Causal Debiasing Methods for Ant Group's Marketing Recommendation Scenarios
This article presents Ant Group's research on causal debiasing for recommendation and marketing, covering the background of bias, common bias types, causal graph analysis, two correction approaches—data‑fusion based MDI and back‑door adjustment based DMBR—along with experimental results on public and proprietary datasets and real‑world deployment insights.
The article introduces causal debiasing techniques applied to Ant Group's marketing recommendation scenarios, beginning with an overview of bias generation in closed‑loop recommendation systems and describing three typical biases: selection, exposure, and popularity.
It then explains causal debiasing, illustrating how confounders such as smoking (a common cause) can create spurious associations, and how do‑calculus can be used to remove these false links.
Two main correction methods are detailed:
Data‑fusion based debiasing (MDI model) : a meta‑learning framework that jointly leverages unbiased teacher data and biased data, training in two stages—pre‑training an unbiased teacher model on unbiased data, then iteratively updating a fusion model with weighted samples from both sources. Experiments on Yahoo R3, Coat, and an internal dataset show superior MSE/MAE performance compared to baselines such as IPS, Double‑Robust, and PFDR.
Back‑door adjustment debiasing (DMBR model) : constructs a causal graph for recommendation, identifies back‑door paths (e.g., U‑D‑T‑Y, I‑K‑T‑Y), and cuts them by modeling an unbiased representation T, enabling true causal inference. Evaluations on Tianchi, 84.51, and a real e‑commerce marketing dataset demonstrate higher AUC and better conversion rates than methods like IPW, Unawareness, FairCo, MACR, PDA, and DecRS.

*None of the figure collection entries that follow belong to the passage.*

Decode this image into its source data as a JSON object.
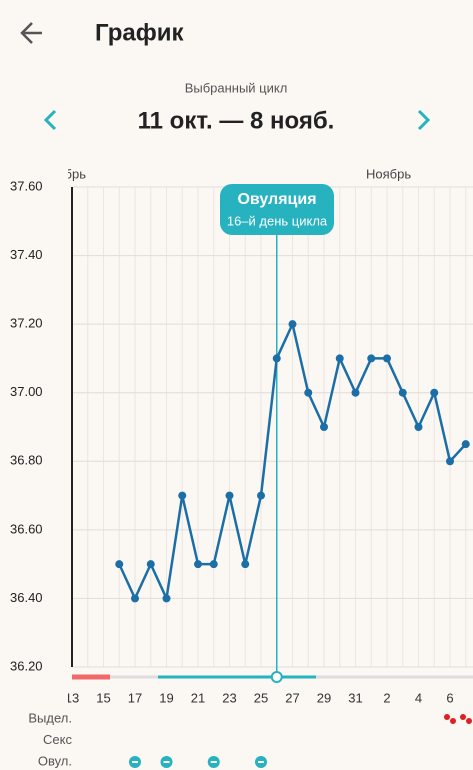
{
  "header": {
    "title": "График"
  },
  "cycle": {
    "caption": "Выбранный цикл",
    "range": "11 окт. — 8 нояб."
  },
  "chart_data": {
    "type": "line",
    "month_labels": [
      "Октябрь",
      "Ноябрь"
    ],
    "categories": [
      "13",
      null,
      "15",
      null,
      "17",
      null,
      "19",
      null,
      "21",
      null,
      "23",
      null,
      "25",
      null,
      "27",
      null,
      "29",
      null,
      "31",
      null,
      "2",
      null,
      "4",
      null,
      "6",
      null
    ],
    "values": [
      null,
      null,
      null,
      36.5,
      36.4,
      36.5,
      36.4,
      36.7,
      36.5,
      36.5,
      36.7,
      36.5,
      36.7,
      37.1,
      37.2,
      37.0,
      36.9,
      37.1,
      37.0,
      37.1,
      37.1,
      37.0,
      36.9,
      37.0,
      36.8,
      36.85
    ],
    "color": "#1b6ea6",
    "ylim": [
      36.2,
      37.6
    ],
    "yticks": [
      {
        "value": 36.2,
        "label": "36.20"
      },
      {
        "value": 36.4,
        "label": "36.40"
      },
      {
        "value": 36.6,
        "label": "36.60"
      },
      {
        "value": 36.8,
        "label": "36.80"
      },
      {
        "value": 37.0,
        "label": "37.00"
      },
      {
        "value": 37.2,
        "label": "37.20"
      },
      {
        "value": 37.4,
        "label": "37.40"
      },
      {
        "value": 37.6,
        "label": "37.60"
      }
    ],
    "grid": true,
    "annotation": {
      "title": "Овуляция",
      "subtitle": "16–й день цикла"
    }
  },
  "rows": [
    "Выдел.",
    "Секс",
    "Овул."
  ]
}
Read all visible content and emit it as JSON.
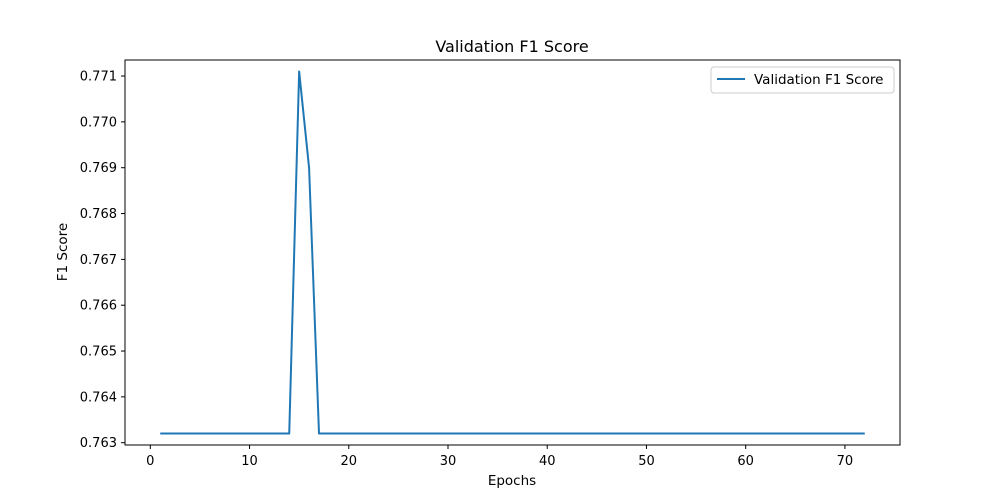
{
  "chart_data": {
    "type": "line",
    "title": "Validation F1 Score",
    "xlabel": "Epochs",
    "ylabel": "F1 Score",
    "xlim": [
      -2.55,
      75.55
    ],
    "ylim": [
      0.76295,
      0.77135
    ],
    "x_ticks": [
      0,
      10,
      20,
      30,
      40,
      50,
      60,
      70
    ],
    "y_ticks": [
      0.763,
      0.764,
      0.765,
      0.766,
      0.767,
      0.768,
      0.769,
      0.77,
      0.771
    ],
    "y_tick_labels": [
      "0.763",
      "0.764",
      "0.765",
      "0.766",
      "0.767",
      "0.768",
      "0.769",
      "0.770",
      "0.771"
    ],
    "grid": false,
    "legend": "top-right",
    "series": [
      {
        "name": "Validation F1 Score",
        "color": "#1f77b4",
        "x": [
          1,
          14,
          15,
          16,
          17,
          72
        ],
        "y": [
          0.7632,
          0.7632,
          0.7711,
          0.769,
          0.7632,
          0.7632
        ]
      }
    ]
  }
}
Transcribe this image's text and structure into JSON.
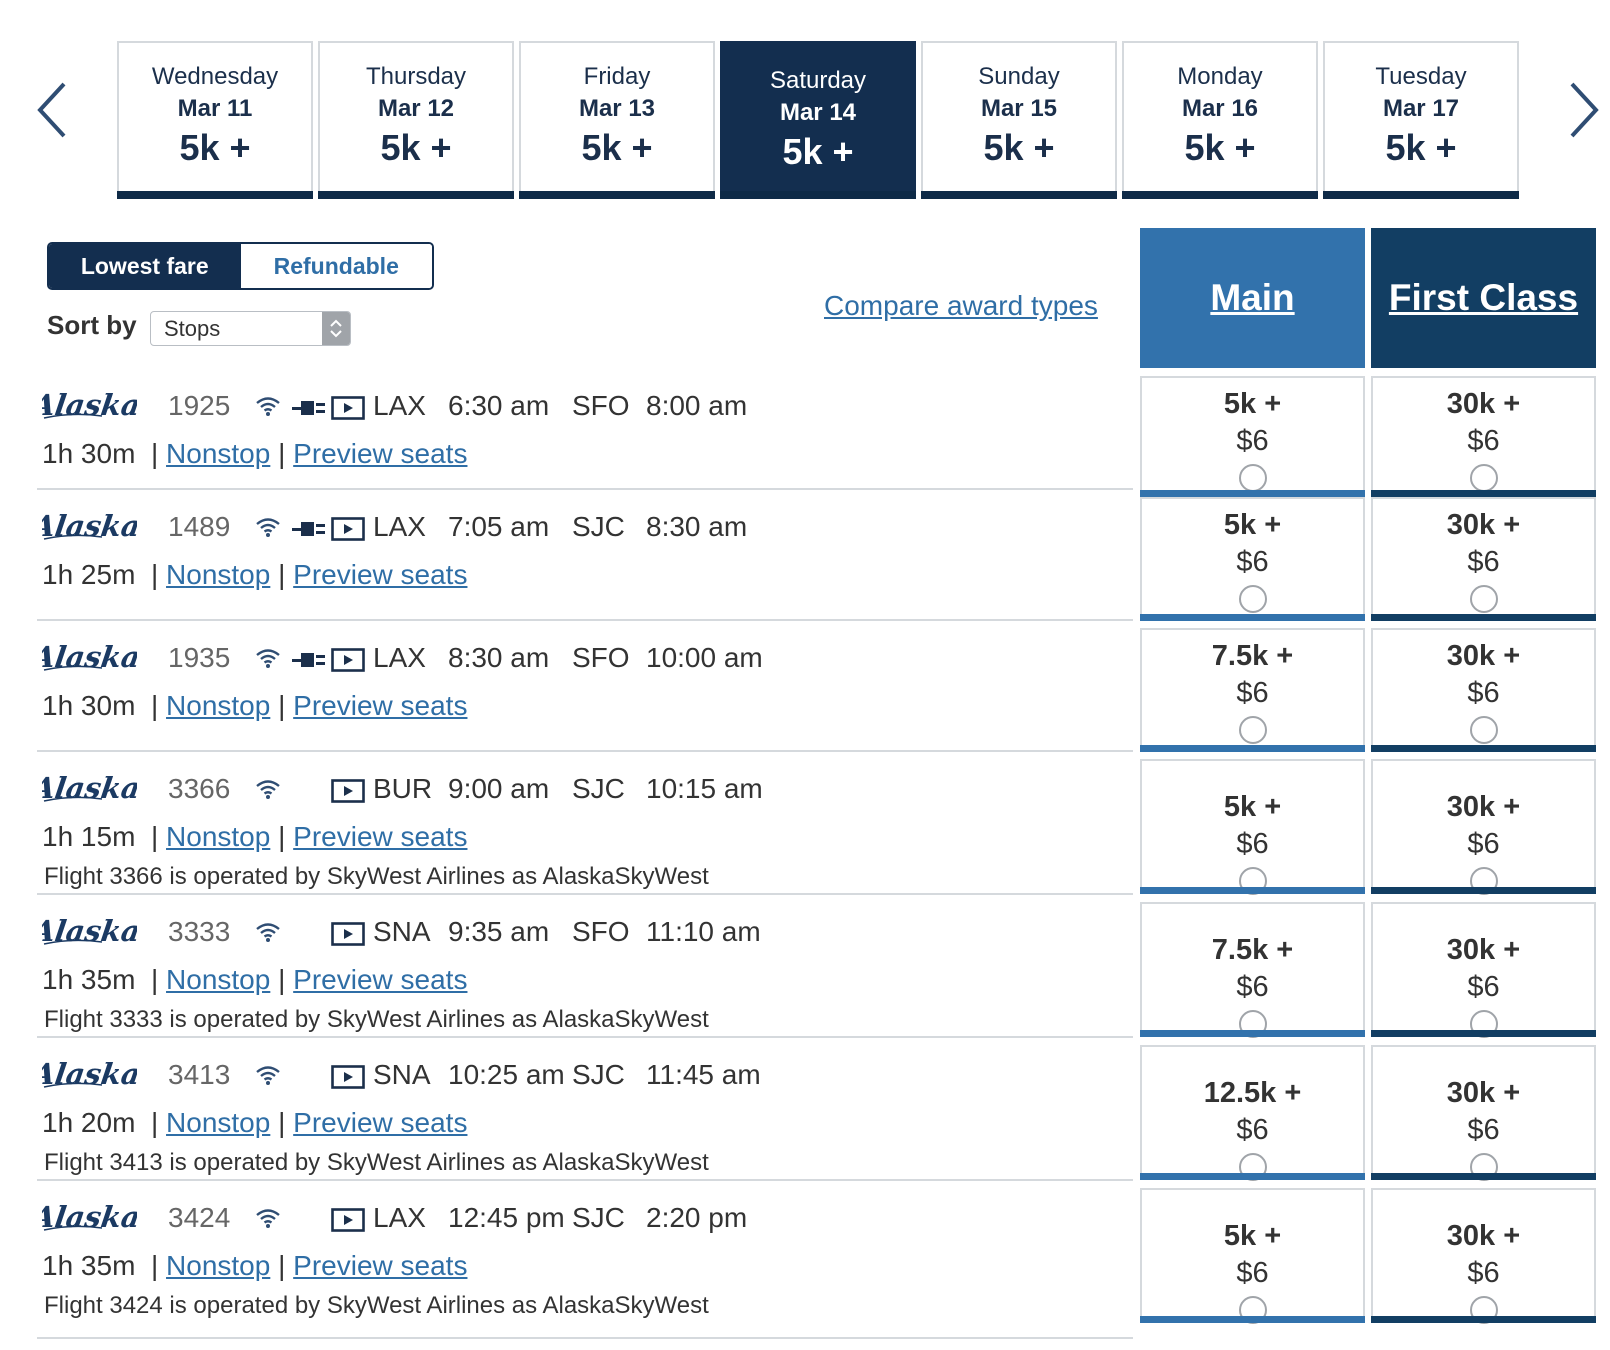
{
  "date_strip": {
    "dates": [
      {
        "day": "Wednesday",
        "date": "Mar 11",
        "price": "5k +",
        "selected": false
      },
      {
        "day": "Thursday",
        "date": "Mar 12",
        "price": "5k +",
        "selected": false
      },
      {
        "day": "Friday",
        "date": "Mar 13",
        "price": "5k +",
        "selected": false
      },
      {
        "day": "Saturday",
        "date": "Mar 14",
        "price": "5k +",
        "selected": true
      },
      {
        "day": "Sunday",
        "date": "Mar 15",
        "price": "5k +",
        "selected": false
      },
      {
        "day": "Monday",
        "date": "Mar 16",
        "price": "5k +",
        "selected": false
      },
      {
        "day": "Tuesday",
        "date": "Mar 17",
        "price": "5k +",
        "selected": false
      }
    ],
    "prev_icon": "chevron-left-icon",
    "next_icon": "chevron-right-icon"
  },
  "fare_toggle": {
    "options": [
      {
        "label": "Lowest fare",
        "active": true
      },
      {
        "label": "Refundable",
        "active": false
      }
    ]
  },
  "sort": {
    "label": "Sort by",
    "selected": "Stops"
  },
  "compare_link": "Compare award types",
  "cabins": {
    "main": "Main",
    "first": "First Class"
  },
  "colors": {
    "navy": "#132e4f",
    "main_blue": "#3272ac",
    "first_blue": "#123e63",
    "link": "#2f6ea6"
  },
  "flights": [
    {
      "airline": "Alaska",
      "number": "1925",
      "amenities": [
        "wifi",
        "power",
        "video"
      ],
      "origin": "LAX",
      "depart": "6:30 am",
      "destination": "SFO",
      "arrive": "8:00 am",
      "duration": "1h 30m",
      "stops": "Nonstop",
      "seats_link": "Preview seats",
      "operator_note": "",
      "main": {
        "miles": "5k +",
        "tax": "$6"
      },
      "first": {
        "miles": "30k +",
        "tax": "$6"
      }
    },
    {
      "airline": "Alaska",
      "number": "1489",
      "amenities": [
        "wifi",
        "power",
        "video"
      ],
      "origin": "LAX",
      "depart": "7:05 am",
      "destination": "SJC",
      "arrive": "8:30 am",
      "duration": "1h 25m",
      "stops": "Nonstop",
      "seats_link": "Preview seats",
      "operator_note": "",
      "main": {
        "miles": "5k +",
        "tax": "$6"
      },
      "first": {
        "miles": "30k +",
        "tax": "$6"
      }
    },
    {
      "airline": "Alaska",
      "number": "1935",
      "amenities": [
        "wifi",
        "power",
        "video"
      ],
      "origin": "LAX",
      "depart": "8:30 am",
      "destination": "SFO",
      "arrive": "10:00 am",
      "duration": "1h 30m",
      "stops": "Nonstop",
      "seats_link": "Preview seats",
      "operator_note": "",
      "main": {
        "miles": "7.5k +",
        "tax": "$6"
      },
      "first": {
        "miles": "30k +",
        "tax": "$6"
      }
    },
    {
      "airline": "Alaska",
      "number": "3366",
      "amenities": [
        "wifi",
        "video"
      ],
      "origin": "BUR",
      "depart": "9:00 am",
      "destination": "SJC",
      "arrive": "10:15 am",
      "duration": "1h 15m",
      "stops": "Nonstop",
      "seats_link": "Preview seats",
      "operator_note": "Flight 3366 is operated by SkyWest Airlines as AlaskaSkyWest",
      "main": {
        "miles": "5k +",
        "tax": "$6"
      },
      "first": {
        "miles": "30k +",
        "tax": "$6"
      }
    },
    {
      "airline": "Alaska",
      "number": "3333",
      "amenities": [
        "wifi",
        "video"
      ],
      "origin": "SNA",
      "depart": "9:35 am",
      "destination": "SFO",
      "arrive": "11:10 am",
      "duration": "1h 35m",
      "stops": "Nonstop",
      "seats_link": "Preview seats",
      "operator_note": "Flight 3333 is operated by SkyWest Airlines as AlaskaSkyWest",
      "main": {
        "miles": "7.5k +",
        "tax": "$6"
      },
      "first": {
        "miles": "30k +",
        "tax": "$6"
      }
    },
    {
      "airline": "Alaska",
      "number": "3413",
      "amenities": [
        "wifi",
        "video"
      ],
      "origin": "SNA",
      "depart": "10:25 am",
      "destination": "SJC",
      "arrive": "11:45 am",
      "duration": "1h 20m",
      "stops": "Nonstop",
      "seats_link": "Preview seats",
      "operator_note": "Flight 3413 is operated by SkyWest Airlines as AlaskaSkyWest",
      "main": {
        "miles": "12.5k +",
        "tax": "$6"
      },
      "first": {
        "miles": "30k +",
        "tax": "$6"
      }
    },
    {
      "airline": "Alaska",
      "number": "3424",
      "amenities": [
        "wifi",
        "video"
      ],
      "origin": "LAX",
      "depart": "12:45 pm",
      "destination": "SJC",
      "arrive": "2:20 pm",
      "duration": "1h 35m",
      "stops": "Nonstop",
      "seats_link": "Preview seats",
      "operator_note": "Flight 3424 is operated by SkyWest Airlines as AlaskaSkyWest",
      "main": {
        "miles": "5k +",
        "tax": "$6"
      },
      "first": {
        "miles": "30k +",
        "tax": "$6"
      }
    }
  ]
}
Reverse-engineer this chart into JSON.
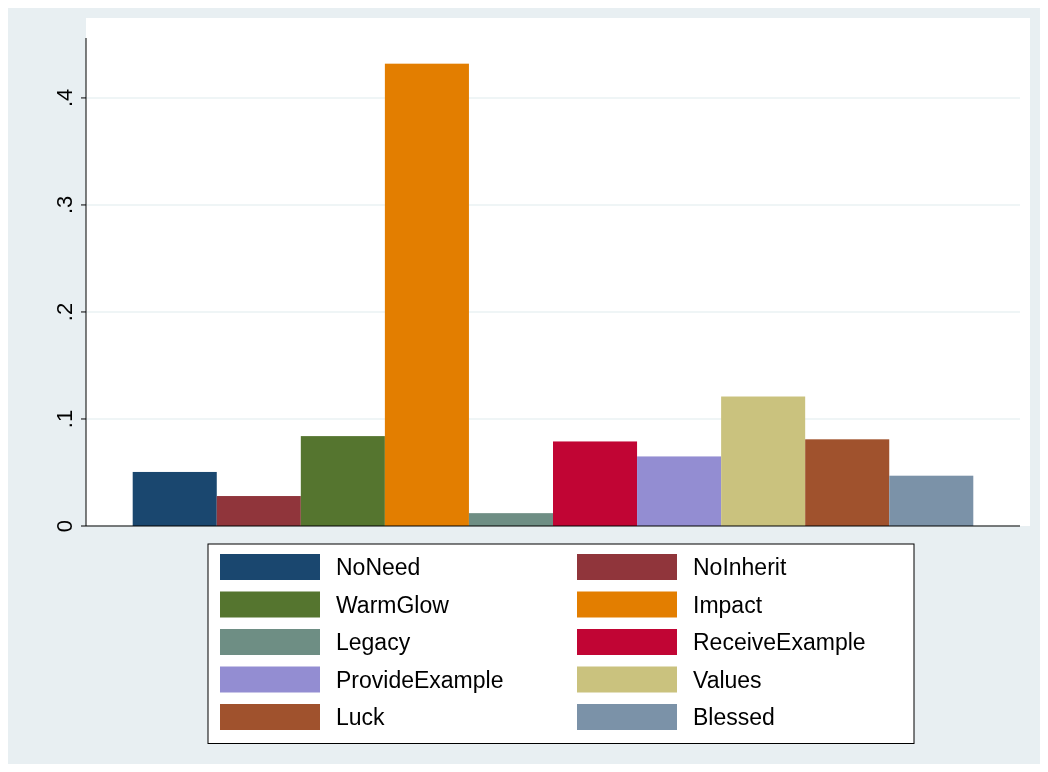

The paper also discusses ablation studies confirming the necessity of the augmentation module and sensitivity analyses showing robustness across varying proportions of unbiased data.
Finally, practical applications within Ant Group are highlighted, where causal debiasing is employed in advertising and e‑commerce marketing to mitigate rule‑based or strategy‑driven biases, improving coupon redemption rates and overall user experience.
The article concludes with a thank‑you note.